Climate Finance | October 27, 2023

Deal Spotlight: Equipping frontline communities for the climate transition

Roodgally Senatus and Amy Cortese
ImpactAlpha Editor

Roodgally Senatus

ImpactAlpha Editor

Amy Cortese

ImpactAlpha, October 27 — Low-income and communities of color bear the brunt of climate change. They also hold the key to many climate solutions. Hawaii-based nonprofit Elemental Excelerator this week secured a $1 million grant from the Rockefeller Foundation to demonstrate how philanthropic capital can unlock 10x the amount in follow-on funding from green banks and community lenders, and prepare startups to tap federal climate resilience funds.

“I hope we find dozens of Elementals out there, or hundreds, that can be active in thousands of American communities,” Rockefeller’s Raj Shah told ImpactAlpha. Federal climate spending is a once-in-a-generation chance to reshape the economy, he said.

“Whether that reshaping of the economy is more inclusive of lower-income and minority communities, or whether it continues the trend of building an economy where the people at the top do much better and the middle class gets hollowed out, is really why we’re focused on supporting partners like Elemental.”

Delpoying solutions

Elemental aims to fill financing and knowledge gaps for founders working to commercialize decarbonization technologies in frontline communities. Elemental will use the Rockefeller grant to identify projects that prioritize local jobs and wealth creation, and support crucial but hard-to-finance pre-development work, including engineering studies, financial modeling and community engagement.

The objective is to set them up for follow-on investment from the private sector and from the federal Inflation Reduction Act and bipartisan infrastructure law.

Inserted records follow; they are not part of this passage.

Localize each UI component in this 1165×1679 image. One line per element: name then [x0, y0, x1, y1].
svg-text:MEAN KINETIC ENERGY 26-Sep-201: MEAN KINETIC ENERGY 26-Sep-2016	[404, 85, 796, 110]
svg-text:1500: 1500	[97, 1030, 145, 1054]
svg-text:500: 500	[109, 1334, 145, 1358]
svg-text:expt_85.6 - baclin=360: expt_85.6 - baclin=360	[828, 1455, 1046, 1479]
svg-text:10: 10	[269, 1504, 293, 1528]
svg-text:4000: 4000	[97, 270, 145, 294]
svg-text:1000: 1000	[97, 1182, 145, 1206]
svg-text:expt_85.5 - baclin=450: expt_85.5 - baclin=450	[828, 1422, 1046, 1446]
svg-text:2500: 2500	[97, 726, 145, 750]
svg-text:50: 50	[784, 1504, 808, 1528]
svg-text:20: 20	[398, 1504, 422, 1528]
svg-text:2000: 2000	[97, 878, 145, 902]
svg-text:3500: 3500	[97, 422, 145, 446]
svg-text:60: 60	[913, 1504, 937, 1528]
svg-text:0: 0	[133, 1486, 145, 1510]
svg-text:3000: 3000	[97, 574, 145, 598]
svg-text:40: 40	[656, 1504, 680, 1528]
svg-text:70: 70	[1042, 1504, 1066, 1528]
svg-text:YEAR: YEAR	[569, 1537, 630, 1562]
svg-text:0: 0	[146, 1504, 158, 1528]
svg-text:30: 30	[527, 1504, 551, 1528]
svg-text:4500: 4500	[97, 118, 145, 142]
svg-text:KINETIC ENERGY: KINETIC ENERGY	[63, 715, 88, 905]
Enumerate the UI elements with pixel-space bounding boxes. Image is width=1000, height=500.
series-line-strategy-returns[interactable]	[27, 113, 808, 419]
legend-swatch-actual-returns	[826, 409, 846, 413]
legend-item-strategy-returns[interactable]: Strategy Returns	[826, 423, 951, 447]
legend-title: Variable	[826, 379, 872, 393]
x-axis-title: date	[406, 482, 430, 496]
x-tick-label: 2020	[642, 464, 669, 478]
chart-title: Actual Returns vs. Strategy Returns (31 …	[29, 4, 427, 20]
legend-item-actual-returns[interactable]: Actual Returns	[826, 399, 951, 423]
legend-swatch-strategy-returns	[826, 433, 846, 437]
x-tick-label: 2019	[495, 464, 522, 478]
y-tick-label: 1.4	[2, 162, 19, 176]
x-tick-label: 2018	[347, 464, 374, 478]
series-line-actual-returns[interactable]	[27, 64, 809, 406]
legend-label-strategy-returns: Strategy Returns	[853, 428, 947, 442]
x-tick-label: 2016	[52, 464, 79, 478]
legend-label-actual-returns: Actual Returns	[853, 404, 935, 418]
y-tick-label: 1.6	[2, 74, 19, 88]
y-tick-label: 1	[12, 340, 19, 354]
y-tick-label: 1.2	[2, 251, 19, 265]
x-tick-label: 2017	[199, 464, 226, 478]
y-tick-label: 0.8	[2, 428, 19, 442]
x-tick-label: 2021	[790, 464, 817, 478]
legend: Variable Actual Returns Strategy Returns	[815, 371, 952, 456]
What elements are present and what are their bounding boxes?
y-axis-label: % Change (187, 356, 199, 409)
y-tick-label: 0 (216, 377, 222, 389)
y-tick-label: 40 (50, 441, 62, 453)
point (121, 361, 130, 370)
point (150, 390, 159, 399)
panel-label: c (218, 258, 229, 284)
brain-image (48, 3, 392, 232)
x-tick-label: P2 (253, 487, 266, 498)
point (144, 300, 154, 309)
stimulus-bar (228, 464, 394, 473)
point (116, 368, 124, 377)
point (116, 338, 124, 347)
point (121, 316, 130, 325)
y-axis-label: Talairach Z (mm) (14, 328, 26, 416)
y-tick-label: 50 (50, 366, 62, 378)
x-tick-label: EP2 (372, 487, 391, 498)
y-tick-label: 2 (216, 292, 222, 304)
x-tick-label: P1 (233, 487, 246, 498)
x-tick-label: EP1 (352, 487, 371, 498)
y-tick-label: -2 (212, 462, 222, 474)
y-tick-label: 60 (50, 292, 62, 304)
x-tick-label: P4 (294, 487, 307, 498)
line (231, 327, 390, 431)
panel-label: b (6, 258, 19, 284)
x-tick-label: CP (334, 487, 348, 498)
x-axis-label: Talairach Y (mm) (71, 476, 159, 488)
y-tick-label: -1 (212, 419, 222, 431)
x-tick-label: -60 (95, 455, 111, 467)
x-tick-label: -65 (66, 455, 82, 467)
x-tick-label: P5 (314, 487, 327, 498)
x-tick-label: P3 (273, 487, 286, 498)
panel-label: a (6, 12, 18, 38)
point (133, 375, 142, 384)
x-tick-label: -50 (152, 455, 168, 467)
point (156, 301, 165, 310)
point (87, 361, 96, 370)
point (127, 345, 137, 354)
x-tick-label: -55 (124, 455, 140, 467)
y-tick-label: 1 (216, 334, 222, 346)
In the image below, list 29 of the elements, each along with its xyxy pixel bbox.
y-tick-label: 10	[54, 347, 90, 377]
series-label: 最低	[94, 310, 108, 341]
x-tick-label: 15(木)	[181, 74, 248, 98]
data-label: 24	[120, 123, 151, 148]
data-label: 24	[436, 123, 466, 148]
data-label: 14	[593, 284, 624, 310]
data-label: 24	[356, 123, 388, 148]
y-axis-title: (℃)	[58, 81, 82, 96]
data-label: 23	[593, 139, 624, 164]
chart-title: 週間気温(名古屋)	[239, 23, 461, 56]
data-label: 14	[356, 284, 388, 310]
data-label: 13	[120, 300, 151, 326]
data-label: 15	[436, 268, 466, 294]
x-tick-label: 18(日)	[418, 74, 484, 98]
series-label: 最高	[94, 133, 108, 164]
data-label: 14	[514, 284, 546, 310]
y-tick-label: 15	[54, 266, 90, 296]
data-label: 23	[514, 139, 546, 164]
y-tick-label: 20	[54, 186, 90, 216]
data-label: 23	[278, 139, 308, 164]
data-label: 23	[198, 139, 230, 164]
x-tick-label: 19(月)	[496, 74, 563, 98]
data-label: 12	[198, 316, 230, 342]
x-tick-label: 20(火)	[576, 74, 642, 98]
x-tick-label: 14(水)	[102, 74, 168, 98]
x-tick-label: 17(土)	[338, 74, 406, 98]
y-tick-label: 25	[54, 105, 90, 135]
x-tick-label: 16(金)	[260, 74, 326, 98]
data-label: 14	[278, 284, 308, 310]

“We see our resources as being able to provide risk capital to these partners to either help communities draw down public resources from these two big bills,” Shah said.

Rockefeller Foundation has also partnered with the Hewlett, MacArthur and Packard foundations to launch Invest in our Future, a $180 million fund to help underserved communities navigate the historic level of federal funding available for climate resilience.

“This collaboration with The Rockefeller Foundation will enable us to fund more projects that reduce emissions and prioritize benefits for low-wealth, rural and energy transition communities,” said Elemental’s Dawn Lippert.

Companies in the nonprofit’s latest cohort are working on carbon removal, sustainable ingredients, and climate-resilient buildings and cities. The grant is a tiny part of Rockefeller’s five-year, $1 billion climate strategy for nature-based decarbonization and other climate solutions in vulnerable communities worldwide.